Currently in the national capital Delhi, the Bharat Jodo Yatra is a five month, 3500 kilometre long Padyatra from Kanyakumari in india the South of India to Kashmir up in the North. It is part of the party’s national mass outreach program aimed at highlighting social polarisation, economic inequalities and political centralisation.
1. City name: Delhi
2. Delhi is a union territory and also India’s national capital.
3. Delhi is of great historical significance as an important commercial, transport, and cultural hub, as well as the political center of India.
4. It is part of one of the country’s largest urban agglomerations, the national capital territory.
5. Delhi has been a capital of India many times, ruled by some of the most powerful emperors in Indian history. It was ruled by the Mughals in succession to Khiljis and Tughlaqs.
6. It is mentioned in the great Mahabharata. The town was known as Indraprastha, where Pandavas used to live.
7. In the year 1803 AD, the city came under British rule. In 1911, the British shifted their capital from Calcutta to Delhi.
8. After independence in 1947, New Delhi was officially declared the Capital of India.

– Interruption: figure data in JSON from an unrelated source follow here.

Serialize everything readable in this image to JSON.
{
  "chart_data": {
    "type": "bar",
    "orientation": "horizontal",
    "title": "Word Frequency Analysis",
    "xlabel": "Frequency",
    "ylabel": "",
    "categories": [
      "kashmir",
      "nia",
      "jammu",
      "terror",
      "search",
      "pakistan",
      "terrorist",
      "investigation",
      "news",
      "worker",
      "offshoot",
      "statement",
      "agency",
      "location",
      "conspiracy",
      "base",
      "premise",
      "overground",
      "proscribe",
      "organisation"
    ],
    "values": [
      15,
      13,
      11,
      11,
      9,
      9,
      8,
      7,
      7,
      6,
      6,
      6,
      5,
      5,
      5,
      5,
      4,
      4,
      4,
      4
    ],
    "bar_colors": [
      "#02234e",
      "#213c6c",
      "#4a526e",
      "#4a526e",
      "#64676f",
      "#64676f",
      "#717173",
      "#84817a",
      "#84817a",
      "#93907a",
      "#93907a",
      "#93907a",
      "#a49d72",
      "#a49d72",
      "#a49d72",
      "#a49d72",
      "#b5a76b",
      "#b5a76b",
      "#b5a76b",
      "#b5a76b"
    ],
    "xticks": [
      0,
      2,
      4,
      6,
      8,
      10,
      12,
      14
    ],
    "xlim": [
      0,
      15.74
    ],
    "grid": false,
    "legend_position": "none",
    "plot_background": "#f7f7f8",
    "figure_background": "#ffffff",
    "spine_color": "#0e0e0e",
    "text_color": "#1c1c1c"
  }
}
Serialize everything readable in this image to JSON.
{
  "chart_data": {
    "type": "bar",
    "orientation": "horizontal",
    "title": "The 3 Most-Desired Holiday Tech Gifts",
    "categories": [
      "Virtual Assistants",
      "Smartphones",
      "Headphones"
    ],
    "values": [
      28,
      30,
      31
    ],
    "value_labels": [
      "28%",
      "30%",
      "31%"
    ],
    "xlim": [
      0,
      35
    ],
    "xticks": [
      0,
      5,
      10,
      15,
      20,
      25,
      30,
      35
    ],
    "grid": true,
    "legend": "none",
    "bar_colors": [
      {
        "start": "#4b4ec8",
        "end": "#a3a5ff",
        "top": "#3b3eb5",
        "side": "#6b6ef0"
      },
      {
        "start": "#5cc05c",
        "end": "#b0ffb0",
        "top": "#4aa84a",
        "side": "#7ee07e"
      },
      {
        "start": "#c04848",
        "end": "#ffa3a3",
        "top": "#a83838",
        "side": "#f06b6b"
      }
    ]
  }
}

9. A varied history has left behind a rich architectural heritage in Delhi. Monuments from early medieval to medieval India such as Humayun’s Tomb, Lal Qila, etc to the 20th-century monuments such as India Gate, etc give a historical blend to the national capital of India.
10. Famous park and garden areas include the Lodī Gardens (around the Lodī Tombs) and the Firoz Shah Kotla Grounds (around Ashoka’s Pillar).
11. Along the banks of Yamuna, memorials have been built for various 20th-century national leaders. Among these are Raj Ghat (in memory of Mahatma Gandhi), Shanti Vana (in honor of Jawaharlal Nehru), and Vijay Ghat (dedicated to Lal Bahadur Shastri).
12. The service sector is the most important part of Delhi’s economy, and it is the city’s largest employer. The bulk of Delhi’s working population is engaged in trade, finance, public administration, professional services, personal, and social services.
13. Old Delhi has been a dominant trading and commercial center in northern India.